This is not a homework problem. It is meant as a challenge for people who really enjoy math and have time to spare.
Suppose you have a 2D Cartesian coordinate system. There are three shapes: R, C, and P.
R is a large rectangle. Its left side is along the vertical axis, and its bottom side is along the horizontal axis, such that its bottom-left corner is at the origin (0, 0).
C is a small circle that is located somewhere inside of R. The center of C is not necessarily at R's geometric center. C's border cannot intersect with any part of R's border.
P is an irregular polygon of N sides. It is a simple, convex polygon (not self-intersecting, all angles under 180 degrees). R surrounds P, and P surrounds C. In other words, P's corners and sides exist in the region between C's border and R's border. The corners of P do not necessarily touch the sides of R. Any of P's sides may be tangent to C, but none of P's sides may overlap inside of C.
Design an algorithm that generates a random variation of P's corners. The corners of P are placed at random distances and random angles relative to C's center. The algorithm's output is an ordered set of Cartesian coordinates, arranged by counter-clockwise position around C.

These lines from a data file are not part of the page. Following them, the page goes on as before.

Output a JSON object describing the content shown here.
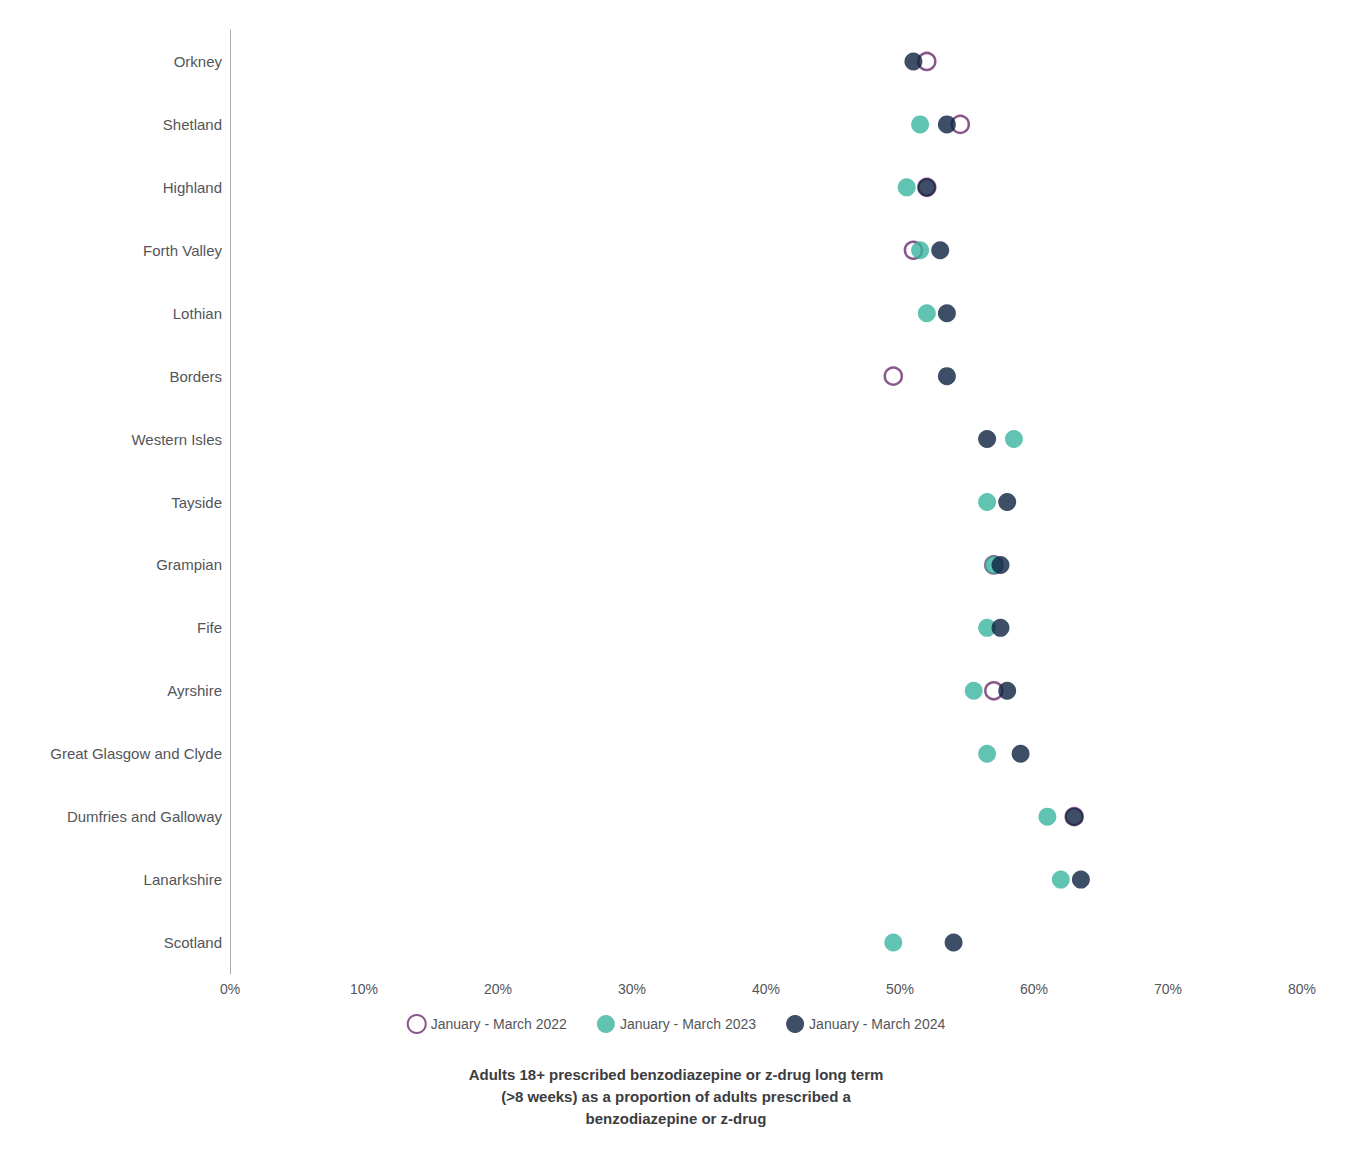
{
  "chart_data": {
    "type": "scatter",
    "orientation": "horizontal",
    "title": "Adults 18+ prescribed benzodiazepine or z-drug long term\n(>8 weeks) as a proportion of adults prescribed a\nbenzodiazepine or z-drug",
    "categories": [
      "Scotland",
      "Lanarkshire",
      "Dumfries and Galloway",
      "Great Glasgow and Clyde",
      "Ayrshire",
      "Fife",
      "Grampian",
      "Tayside",
      "Western Isles",
      "Borders",
      "Lothian",
      "Forth Valley",
      "Highland",
      "Shetland",
      "Orkney"
    ],
    "series": [
      {
        "name": "January - March 2022",
        "color": "#6b2d6b",
        "marker": "open_circle",
        "values": [
          null,
          null,
          63.0,
          null,
          57.0,
          null,
          57.0,
          null,
          null,
          49.5,
          null,
          51.0,
          52.0,
          54.5,
          52.0
        ]
      },
      {
        "name": "January - March 2023",
        "color": "#3ab5a0",
        "marker": "circle",
        "values": [
          49.5,
          62.0,
          61.0,
          56.5,
          55.5,
          56.5,
          57.0,
          56.5,
          58.5,
          null,
          52.0,
          51.5,
          50.5,
          51.5,
          null
        ]
      },
      {
        "name": "January - March 2024",
        "color": "#0d2240",
        "marker": "circle",
        "values": [
          54.0,
          63.5,
          63.0,
          59.0,
          58.0,
          57.5,
          57.5,
          58.0,
          56.5,
          53.5,
          53.5,
          53.0,
          52.0,
          53.5,
          51.0
        ]
      }
    ],
    "xlim": [
      0,
      80
    ],
    "xticks": [
      {
        "value": 0,
        "label": "0%"
      },
      {
        "value": 10,
        "label": "10%"
      },
      {
        "value": 20,
        "label": "20%"
      },
      {
        "value": 30,
        "label": "30%"
      },
      {
        "value": 40,
        "label": "40%"
      },
      {
        "value": 50,
        "label": "50%"
      },
      {
        "value": 60,
        "label": "60%"
      },
      {
        "value": 70,
        "label": "70%"
      },
      {
        "value": 80,
        "label": "80%"
      }
    ],
    "grid": false,
    "legend": "bottom"
  }
}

You are given the following constant values:
- the width and height of the bounding rectangle R
- the radius and center of the circle C
- the number N of corners for polygon P
- the maximum distance between the center of C and any of P's corners
If this is solvable, how would you implement this algorithm?
Or if this is not solvable, can you explain why not? What would need to change so that it becomes solvable?